The default HTTP response status code while serving the deny page to attackers is 403 FORBIDDEN
. To customize the response, navigate to Security > Application Security > Protection > Summary.
You can optionally mask the fact that the attacker has been detected and blocked by overriding the response code to be 200 OK
or 404 NOT FOUND
when the deny page is served.
You can also optionally redirect attackers to a custom deny page and away from your critical services and infrastructure. Specify a redirect URL and the type of redirect, for example permanent (301
response code) or temporary (302
response code).
Protection mode is on by default and is a toggle available to quickly disable blocking across all your services. Requests can be blocked from two sections in Datadog: all attacker requests from Security Signals, and security traces from In-App WAF.

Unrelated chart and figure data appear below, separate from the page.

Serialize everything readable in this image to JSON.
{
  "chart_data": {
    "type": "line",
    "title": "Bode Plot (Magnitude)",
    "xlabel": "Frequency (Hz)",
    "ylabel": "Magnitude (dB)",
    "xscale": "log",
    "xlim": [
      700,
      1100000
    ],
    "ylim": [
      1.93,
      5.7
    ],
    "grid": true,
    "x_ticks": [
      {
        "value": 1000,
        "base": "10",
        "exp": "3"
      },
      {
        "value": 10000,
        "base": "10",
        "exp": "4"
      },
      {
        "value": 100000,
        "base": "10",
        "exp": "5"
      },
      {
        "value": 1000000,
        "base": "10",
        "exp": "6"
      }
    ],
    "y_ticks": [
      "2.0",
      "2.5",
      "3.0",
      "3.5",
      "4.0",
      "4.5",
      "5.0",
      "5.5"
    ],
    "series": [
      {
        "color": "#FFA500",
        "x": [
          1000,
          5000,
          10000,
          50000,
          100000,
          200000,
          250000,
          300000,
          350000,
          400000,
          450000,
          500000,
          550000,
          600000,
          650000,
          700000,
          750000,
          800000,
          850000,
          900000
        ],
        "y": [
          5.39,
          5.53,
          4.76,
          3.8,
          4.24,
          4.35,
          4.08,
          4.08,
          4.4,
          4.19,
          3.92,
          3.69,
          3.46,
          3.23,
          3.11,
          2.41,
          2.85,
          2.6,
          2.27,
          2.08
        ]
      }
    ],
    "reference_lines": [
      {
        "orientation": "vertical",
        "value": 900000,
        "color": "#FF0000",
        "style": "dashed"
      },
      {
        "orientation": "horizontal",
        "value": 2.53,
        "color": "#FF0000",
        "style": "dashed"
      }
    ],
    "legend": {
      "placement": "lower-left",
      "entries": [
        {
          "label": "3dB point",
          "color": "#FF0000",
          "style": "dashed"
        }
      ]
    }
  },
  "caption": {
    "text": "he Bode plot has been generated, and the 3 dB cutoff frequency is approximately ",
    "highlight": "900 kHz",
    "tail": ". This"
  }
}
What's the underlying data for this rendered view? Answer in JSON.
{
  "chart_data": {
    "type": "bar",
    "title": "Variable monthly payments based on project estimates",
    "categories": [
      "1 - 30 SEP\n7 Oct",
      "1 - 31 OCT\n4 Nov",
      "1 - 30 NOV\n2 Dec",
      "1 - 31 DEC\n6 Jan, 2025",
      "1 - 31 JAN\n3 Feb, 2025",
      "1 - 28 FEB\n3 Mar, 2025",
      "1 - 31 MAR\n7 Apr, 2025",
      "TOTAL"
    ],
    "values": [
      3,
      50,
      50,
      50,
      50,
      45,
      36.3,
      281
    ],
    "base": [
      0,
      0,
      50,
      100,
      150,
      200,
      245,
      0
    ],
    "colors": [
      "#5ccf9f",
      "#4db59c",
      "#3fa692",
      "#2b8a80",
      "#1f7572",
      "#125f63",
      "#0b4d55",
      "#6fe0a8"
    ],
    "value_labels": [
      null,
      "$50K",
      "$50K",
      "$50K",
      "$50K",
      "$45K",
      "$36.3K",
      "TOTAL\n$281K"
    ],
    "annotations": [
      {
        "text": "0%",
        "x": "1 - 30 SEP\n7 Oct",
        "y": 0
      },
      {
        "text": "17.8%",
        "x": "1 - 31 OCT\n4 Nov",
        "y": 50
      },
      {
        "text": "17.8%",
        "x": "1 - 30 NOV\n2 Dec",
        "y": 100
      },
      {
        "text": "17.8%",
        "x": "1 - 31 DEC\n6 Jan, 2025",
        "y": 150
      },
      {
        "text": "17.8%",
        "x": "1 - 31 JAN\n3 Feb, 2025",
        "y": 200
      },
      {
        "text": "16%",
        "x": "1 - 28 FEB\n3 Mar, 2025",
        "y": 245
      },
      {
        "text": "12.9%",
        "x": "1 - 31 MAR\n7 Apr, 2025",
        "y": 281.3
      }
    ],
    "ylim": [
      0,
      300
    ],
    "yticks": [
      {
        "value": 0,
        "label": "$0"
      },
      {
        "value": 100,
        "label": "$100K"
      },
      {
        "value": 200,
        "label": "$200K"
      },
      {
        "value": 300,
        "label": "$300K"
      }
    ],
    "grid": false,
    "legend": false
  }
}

As important as it is for you to be able to apply protection granularly and reduce the likelihood of legitimate users getting blocked, you sometimes need a simple off switch to quickly stop all blocking across all services. To turn off protection, navigate to Security > Application Security > Protection > Summary and toggle Allow Request Blocking to off.